3. Spending too long discussing personal issues

Many applicants mention personal issues in their statement, like health and bereavement. This is relevant as it affects studying, but it might be better covered in your reference instead.

However, if you want to include this in your personal statement, it's worth keeping it short. One or two sentences is enough.

4. Making simple grammatical errors

Students are often so focused on the experiences they're writing about that they forget to check their grammar.

Have a go at reading your statement aloud to make sure it flows well. For bonus points, get a friend or parent to go over it as well.

5. Failing to demonstrate capability of university-level study

Your personal statement is great opportunity to demonstrate that you can study in a university style.

For example, you could discuss a topic you learned about and then explain how you did further independent study (like reading a book chapter, an article or completing an online course) to expand your knowledge.

6. Using clichés 

Avoid overused phrases like 'my passion for history began...' or 'I have been interested in geography since a young age'.

Admissions tutors read a ton of personal statements and you want to stand out.

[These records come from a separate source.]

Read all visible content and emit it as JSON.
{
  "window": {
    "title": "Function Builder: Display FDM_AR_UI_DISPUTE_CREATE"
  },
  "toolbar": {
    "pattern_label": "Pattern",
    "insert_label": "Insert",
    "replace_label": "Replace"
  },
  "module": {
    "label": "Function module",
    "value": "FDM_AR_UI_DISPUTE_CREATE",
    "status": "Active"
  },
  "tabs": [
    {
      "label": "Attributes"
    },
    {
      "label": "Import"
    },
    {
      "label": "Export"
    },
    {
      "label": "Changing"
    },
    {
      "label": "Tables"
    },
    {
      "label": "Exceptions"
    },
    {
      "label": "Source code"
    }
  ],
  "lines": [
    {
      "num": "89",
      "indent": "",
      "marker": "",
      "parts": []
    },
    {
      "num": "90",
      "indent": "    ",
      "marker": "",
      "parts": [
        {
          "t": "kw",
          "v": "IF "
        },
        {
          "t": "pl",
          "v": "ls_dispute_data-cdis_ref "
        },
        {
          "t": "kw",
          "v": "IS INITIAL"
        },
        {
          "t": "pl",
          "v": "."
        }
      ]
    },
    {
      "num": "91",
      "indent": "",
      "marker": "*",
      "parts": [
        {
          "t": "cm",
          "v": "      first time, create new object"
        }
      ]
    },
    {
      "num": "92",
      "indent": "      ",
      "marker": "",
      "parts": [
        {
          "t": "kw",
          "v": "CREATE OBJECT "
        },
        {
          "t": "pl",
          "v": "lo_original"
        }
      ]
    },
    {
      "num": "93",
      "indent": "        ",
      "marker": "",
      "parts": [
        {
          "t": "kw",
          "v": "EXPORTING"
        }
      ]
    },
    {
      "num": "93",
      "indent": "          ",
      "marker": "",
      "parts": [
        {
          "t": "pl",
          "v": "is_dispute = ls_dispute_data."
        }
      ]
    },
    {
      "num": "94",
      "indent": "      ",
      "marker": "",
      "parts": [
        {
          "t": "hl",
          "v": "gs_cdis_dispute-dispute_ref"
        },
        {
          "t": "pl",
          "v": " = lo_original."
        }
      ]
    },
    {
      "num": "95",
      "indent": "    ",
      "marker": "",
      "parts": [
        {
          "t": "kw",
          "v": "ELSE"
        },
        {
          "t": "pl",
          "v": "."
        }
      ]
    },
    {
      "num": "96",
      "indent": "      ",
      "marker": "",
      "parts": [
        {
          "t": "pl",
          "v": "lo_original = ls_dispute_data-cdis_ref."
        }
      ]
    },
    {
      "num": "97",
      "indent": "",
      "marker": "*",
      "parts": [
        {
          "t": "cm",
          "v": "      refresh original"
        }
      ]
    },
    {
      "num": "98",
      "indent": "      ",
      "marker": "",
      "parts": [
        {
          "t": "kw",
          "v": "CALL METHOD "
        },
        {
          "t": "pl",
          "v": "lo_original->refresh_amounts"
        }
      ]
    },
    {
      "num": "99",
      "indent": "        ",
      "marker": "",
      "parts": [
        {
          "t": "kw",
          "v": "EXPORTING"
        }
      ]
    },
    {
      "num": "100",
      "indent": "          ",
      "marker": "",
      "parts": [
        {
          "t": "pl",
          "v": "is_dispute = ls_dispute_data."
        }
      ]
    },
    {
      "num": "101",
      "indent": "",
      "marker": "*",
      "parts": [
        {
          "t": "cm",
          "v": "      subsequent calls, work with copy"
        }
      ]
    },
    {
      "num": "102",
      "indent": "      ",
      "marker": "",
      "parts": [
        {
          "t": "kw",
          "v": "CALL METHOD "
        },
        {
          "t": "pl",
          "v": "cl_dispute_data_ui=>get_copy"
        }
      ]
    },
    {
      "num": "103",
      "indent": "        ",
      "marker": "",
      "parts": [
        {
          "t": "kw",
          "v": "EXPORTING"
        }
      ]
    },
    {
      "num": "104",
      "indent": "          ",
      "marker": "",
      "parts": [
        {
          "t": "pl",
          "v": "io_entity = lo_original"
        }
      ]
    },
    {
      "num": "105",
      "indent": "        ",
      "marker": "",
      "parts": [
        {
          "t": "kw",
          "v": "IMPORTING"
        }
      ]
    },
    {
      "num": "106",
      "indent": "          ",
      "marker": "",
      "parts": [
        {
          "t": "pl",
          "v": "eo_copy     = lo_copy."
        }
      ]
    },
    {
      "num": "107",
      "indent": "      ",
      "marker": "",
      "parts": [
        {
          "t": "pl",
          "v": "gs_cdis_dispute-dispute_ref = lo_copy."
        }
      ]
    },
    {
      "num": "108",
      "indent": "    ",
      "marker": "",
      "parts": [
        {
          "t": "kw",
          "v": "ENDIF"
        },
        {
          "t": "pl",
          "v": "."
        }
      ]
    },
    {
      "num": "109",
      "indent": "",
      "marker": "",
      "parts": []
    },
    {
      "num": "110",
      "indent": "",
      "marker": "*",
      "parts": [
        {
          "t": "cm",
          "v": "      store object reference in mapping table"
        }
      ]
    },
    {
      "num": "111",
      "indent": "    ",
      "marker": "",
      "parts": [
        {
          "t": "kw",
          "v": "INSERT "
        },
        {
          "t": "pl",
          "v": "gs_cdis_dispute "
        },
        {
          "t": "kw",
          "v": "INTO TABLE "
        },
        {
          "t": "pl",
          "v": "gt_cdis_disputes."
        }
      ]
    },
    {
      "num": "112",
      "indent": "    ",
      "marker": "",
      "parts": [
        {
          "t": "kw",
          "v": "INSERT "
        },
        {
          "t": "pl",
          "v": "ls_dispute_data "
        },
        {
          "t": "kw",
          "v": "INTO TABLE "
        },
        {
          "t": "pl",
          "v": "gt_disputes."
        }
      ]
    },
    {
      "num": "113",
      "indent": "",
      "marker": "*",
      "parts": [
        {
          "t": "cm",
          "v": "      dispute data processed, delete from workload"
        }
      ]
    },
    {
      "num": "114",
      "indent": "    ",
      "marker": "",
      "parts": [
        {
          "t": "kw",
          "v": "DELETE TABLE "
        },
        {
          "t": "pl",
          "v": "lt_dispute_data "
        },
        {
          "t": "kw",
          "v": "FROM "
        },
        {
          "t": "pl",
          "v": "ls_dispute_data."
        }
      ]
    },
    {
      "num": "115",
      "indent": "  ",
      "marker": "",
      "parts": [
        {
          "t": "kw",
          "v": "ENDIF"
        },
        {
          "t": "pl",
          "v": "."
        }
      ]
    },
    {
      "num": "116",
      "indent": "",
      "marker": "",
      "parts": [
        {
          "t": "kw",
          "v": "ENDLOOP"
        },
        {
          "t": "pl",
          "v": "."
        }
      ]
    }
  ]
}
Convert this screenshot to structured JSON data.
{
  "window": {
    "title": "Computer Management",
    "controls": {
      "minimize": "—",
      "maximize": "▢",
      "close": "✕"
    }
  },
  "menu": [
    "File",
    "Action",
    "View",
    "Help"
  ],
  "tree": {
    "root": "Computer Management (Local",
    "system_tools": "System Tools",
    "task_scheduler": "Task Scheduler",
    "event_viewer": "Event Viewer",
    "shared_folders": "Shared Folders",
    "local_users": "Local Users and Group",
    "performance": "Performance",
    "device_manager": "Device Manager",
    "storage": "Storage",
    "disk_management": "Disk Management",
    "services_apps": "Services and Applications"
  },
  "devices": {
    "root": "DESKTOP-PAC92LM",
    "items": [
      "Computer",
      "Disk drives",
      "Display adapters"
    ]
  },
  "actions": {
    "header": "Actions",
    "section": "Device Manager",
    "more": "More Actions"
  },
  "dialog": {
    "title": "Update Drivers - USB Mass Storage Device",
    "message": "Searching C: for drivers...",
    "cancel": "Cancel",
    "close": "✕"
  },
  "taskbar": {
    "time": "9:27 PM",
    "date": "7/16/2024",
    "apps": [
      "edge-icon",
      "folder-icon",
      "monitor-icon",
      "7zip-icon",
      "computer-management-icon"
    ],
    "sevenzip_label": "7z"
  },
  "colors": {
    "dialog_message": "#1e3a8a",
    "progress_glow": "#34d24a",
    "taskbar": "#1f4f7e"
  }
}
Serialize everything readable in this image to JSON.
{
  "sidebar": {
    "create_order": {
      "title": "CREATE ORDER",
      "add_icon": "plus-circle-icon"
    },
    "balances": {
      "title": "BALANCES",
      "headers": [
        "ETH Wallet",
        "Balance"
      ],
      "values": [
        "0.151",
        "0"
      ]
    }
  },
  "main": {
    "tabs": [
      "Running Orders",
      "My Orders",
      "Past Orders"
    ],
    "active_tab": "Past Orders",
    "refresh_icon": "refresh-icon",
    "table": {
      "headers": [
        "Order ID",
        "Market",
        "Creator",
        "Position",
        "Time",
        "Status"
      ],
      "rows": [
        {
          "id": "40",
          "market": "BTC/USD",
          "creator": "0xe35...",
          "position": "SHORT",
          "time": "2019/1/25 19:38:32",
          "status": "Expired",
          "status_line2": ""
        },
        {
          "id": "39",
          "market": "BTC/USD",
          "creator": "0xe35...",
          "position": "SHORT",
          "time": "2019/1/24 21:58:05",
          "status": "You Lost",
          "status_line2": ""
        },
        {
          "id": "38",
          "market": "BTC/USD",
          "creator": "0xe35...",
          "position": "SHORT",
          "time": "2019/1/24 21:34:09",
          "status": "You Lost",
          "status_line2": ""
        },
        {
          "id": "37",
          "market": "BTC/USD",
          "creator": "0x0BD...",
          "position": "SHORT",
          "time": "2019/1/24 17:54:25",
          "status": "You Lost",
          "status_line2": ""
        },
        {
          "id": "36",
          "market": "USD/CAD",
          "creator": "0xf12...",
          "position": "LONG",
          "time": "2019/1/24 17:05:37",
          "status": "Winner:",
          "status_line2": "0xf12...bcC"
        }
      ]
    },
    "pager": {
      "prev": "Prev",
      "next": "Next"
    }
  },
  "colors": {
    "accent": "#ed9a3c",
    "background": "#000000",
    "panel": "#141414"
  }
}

So get creative with your sentences, but make sure not to go off-topic. 

7. Not going into enough detail about experiences

It can be tempting to fill your personal statement with loads of different experiences to show how well-rounded and dedicated you are. But the character limit will stop you from going into any detail.

Instead, aim to give two or three in-depth experiences with examples and links to the course.

8. Telling the admissions tutor things they already know

Admissions tutors are often experts in their field. While it's tempting to include facts, you aren't there to tell them about the subject.

It's much better to talk about yourself and why you'd be a great candidate.

9. Losing sight of what the personal statement is actually for

Essentially, your personal statement should explain why you want to study the course at university and also demonstrate your ability to complete the degree to a high standard.

Make sure everything you write connects with these areas.

10. Forgetting that the personal statement should be personal

Advice can be conflicting - whether it's from online sources, teachers or tutors. You might be told something that you don't think suits your personality or your statement, and it's fine to disagree with it.

Everyone's got different opinions, but the main thing is that you're happy with your personal statement.